The fictional text must at least aspire to the complexity of the human phenomena it intends to map. Yet one thing that jumps out of Daisey’s show is how heavy-handed and simplistic it is:
“You will carry it to your homes, and when you sit down in front of your laptops, when you open them up, you will see the blood welling up between the keys.”
This is not the cultivation of a bewildering modern tragedy, where harsh working conditions and negligent dangers are the perhaps-too-high price developing countries pay for their development. It is bullshit, a technical term best analyzed by Harry Frankfurt:
”One who is concerned to report or to conceal the facts assumes that there are indeed facts that are in some way both determinateand knowable. His interest in telling the truth or in lying presupposes that there is a difference between getting things wrong and getting them right, and that it is at least occasionally possible to tell the difference.

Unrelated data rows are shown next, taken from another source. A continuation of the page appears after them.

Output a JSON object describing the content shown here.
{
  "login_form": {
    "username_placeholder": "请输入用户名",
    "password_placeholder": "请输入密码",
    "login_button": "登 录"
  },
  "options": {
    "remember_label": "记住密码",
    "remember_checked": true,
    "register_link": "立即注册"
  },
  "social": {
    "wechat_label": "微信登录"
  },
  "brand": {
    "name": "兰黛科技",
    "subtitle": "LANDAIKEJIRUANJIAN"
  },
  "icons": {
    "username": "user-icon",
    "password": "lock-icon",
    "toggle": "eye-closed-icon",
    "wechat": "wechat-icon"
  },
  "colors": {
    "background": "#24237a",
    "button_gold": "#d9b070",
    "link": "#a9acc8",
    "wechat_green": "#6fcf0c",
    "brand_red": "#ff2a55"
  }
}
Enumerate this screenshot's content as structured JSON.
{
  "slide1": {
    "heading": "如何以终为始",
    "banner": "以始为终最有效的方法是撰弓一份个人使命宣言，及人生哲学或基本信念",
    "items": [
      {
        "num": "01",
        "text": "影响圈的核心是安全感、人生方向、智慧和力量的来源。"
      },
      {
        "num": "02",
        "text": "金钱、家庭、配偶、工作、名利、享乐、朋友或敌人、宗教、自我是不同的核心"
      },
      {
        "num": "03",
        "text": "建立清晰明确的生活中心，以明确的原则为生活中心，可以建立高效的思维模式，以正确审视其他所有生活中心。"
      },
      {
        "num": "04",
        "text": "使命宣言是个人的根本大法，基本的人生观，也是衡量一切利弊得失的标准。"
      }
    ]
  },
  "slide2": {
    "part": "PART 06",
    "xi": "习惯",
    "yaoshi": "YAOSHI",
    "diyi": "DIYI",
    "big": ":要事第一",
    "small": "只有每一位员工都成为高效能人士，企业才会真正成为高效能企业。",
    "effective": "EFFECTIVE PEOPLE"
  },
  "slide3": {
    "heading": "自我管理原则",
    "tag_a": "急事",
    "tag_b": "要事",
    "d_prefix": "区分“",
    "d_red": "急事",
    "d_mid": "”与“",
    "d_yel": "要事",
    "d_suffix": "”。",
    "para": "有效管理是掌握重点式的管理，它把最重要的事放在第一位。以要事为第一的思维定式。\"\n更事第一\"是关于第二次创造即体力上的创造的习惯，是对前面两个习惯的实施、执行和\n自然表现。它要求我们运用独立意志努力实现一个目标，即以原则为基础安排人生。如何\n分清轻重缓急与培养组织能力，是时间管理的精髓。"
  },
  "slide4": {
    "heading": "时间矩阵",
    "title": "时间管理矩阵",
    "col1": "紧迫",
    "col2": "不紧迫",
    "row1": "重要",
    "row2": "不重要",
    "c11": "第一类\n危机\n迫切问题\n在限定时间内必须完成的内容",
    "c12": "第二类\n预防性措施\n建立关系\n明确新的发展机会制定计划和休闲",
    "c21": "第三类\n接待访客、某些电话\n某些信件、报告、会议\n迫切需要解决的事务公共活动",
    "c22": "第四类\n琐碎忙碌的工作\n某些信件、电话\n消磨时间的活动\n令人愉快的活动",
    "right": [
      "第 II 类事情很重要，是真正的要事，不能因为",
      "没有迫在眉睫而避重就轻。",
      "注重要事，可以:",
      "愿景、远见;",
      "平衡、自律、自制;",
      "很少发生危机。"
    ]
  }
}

Someone who ceases to believe in the possibility of identifying certain statements as true and others as false can have only two alternatives. The first is to desist both from efforts to tell the truth and from efforts to deceive. This would mean refraining from making any assertion whatever about the facts. The second alternative is to continue making assertions that purport to describe the way things are but that cannot be anything except bullshit.”
Deliberate fabrication in order to tell a “better story” doesn’t ever really reveal a greater truth, because it undermines the truth-seeking sensibility. From the perspective of truth seeking, bullshitters who don’t care much about truth seem particularly pernicious: the cost of false vividness is the loss of the trust and credulity that make story-telling meaningful. Of course, some readers may not care much about the truth, either. From some other perspective than truth-seeking, like an aesthetic of care, bullshitting is not necessarily a big deal…. except: what happens when that unconcern with truth leads to a threat to the values of that particular perspective?
One group who care about the truth of these reports are the Chinese who read a report on the iEconomy by the New York Times that included many of the same allegations, better fact-checked than Daisey’s theater piece. Here’s some of what they had to say:
There are two stories about Apple: one is about its brilliant business performance, and the other is about the blood and sweat behind Apple miracles. I strongly recommend that all Apple fans read this. Corporations should bear social responsibilities, and customers should also understand and be responsible to the society. — 花甲小猪
Apple is definitely a vampire factory. But if you boycott Apple, what would those workers eat without demand (for Apple products)? By then they would even lose their job! And now the U.S. is planning to move a chunk of manufacturing back to its soil, as manufacturing costs in China are soaring. What would these surplus workers be facing? The profit margin for the entire Chinese manufacturing sector is thin, nobody enjoys high salary and good benefits; yet their work intensity is strong and working conditions are poor. This is common, not only for the manufacturers of Apple! Think first how to change the miserable status quo of a giant manufacturing country! —Quasi-Economist
There are many others, collected by the New York Times. Their responses were not all finely aware or richly responsible, and possibly some of them were working for China’s infamous “Fifty Cent Party,” (a state corps of internet propagandists) but certainly less was lost on them than seems to have been lost on us.
Finally, it seems worth noting that the facts, such as we have them, mostly come from Apple’s own Supplier Responsibility Reports. Watch that space. Daisey’s story and the resultant outrage may well have forced Apple to join the Fair Labor Association and reveal the identities of its suppliers.
Just because his story wasn’t true doesn’t mean it didn’t make a difference: this is largely the reason that police officers lie, right?